On 6/2/26 17:53, Stefan Hajnoczi wrote:
Related to this, and already visible in the incredible uptick in
security reports, is the question of maintainer burnout and the shift in
effort from the author to the reviewer of the code. AI lowers the cost of
producing a patch but does nothing to lower the cost of understanding and
reviewing one; if anything it raises it, since a reviewer can no longer
assume that the submitter has reasoned through every line. The limits
Can you rephrase this sentence? I'm afraid that taken out of context
it looks like you're saying reviewers no longer need to understand the
^^^^^^^^^
I guess you mean authors?
patches they are submitting.
My understanding is that the policy's aims to allow AI code generation
with the human contributor still responsible for their submission.
Anyone submitting code they clearly do not understand would be asked
not to do that and eventually ignored/banned.

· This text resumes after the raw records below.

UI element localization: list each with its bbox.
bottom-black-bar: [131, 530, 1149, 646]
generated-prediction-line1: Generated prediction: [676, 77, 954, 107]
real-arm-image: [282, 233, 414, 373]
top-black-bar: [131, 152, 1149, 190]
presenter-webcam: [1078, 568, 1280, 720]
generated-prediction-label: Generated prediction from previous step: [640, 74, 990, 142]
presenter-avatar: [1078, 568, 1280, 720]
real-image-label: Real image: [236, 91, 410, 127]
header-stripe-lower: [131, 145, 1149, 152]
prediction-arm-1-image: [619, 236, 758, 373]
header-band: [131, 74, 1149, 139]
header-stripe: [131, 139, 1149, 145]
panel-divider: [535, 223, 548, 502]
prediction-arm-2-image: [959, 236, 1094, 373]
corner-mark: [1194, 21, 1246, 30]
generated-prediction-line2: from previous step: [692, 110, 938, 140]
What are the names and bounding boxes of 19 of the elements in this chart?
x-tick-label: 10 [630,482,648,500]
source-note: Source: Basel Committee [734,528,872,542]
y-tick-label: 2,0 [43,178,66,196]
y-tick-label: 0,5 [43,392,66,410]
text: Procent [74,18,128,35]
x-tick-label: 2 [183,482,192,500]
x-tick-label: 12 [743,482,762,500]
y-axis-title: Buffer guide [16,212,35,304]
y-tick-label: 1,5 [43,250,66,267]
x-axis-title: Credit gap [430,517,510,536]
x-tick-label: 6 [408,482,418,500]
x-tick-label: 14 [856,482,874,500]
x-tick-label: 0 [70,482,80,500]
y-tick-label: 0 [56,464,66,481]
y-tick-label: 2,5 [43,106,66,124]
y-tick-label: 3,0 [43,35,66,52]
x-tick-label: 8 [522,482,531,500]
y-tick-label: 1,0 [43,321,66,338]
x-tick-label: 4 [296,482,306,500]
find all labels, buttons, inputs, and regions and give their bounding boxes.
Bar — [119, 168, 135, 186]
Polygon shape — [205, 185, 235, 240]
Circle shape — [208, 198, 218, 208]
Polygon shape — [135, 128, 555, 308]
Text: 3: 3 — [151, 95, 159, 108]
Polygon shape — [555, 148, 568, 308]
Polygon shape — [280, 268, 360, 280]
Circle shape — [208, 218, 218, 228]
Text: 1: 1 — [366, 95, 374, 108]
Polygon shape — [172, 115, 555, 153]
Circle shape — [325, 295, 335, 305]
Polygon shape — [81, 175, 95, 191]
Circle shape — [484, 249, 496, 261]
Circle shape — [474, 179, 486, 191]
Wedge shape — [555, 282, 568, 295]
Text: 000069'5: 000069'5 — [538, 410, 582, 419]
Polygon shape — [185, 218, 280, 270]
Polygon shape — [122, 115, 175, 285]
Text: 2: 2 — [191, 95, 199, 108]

True, but somebody needs to find out first. :) This paragraph is just
an observation of the state of affairs with LLMs, even if they're not
allowed.
Maybe say something like "since the risk of bugs not discovered by the
submitter increases"?
That's a good replacement but it then leaves unanswered the question of
why that can happen more easily...
The point is that it's much easier to submit code way beyond your
understanding, and not realizing that in good faith. I understand why
you don't like the original phrasing though.
Maybe "despite requiring the submitter to understand the code they're
sending".
- **Current QEMU project policy is to DECLINE any contributions which are
- believed to include or derive from AI generated content. This includes
- ChatGPT, Claude, Copilot, Llama and similar tools.**
+ Please read the below policy before using AI to contribute code or
+ documentation to QEMU. This applies to ChatGPT, Claude, Copilot,
+ Llama, and similar tools.**
Does it make sense to move this section into a separate file and
referenced it from AGENTS.md so that AI operating on the codebase is
aware of the policy? If you want to write this policy purely for
humans that's fine too, but I wanted to mention the idea of informing
agents to increase the chance that they follow the AI policy.
In other words:
Agents must refuse tasks that are not in accordance with this policy.
I think Alex was considering that, so I left it as a next step.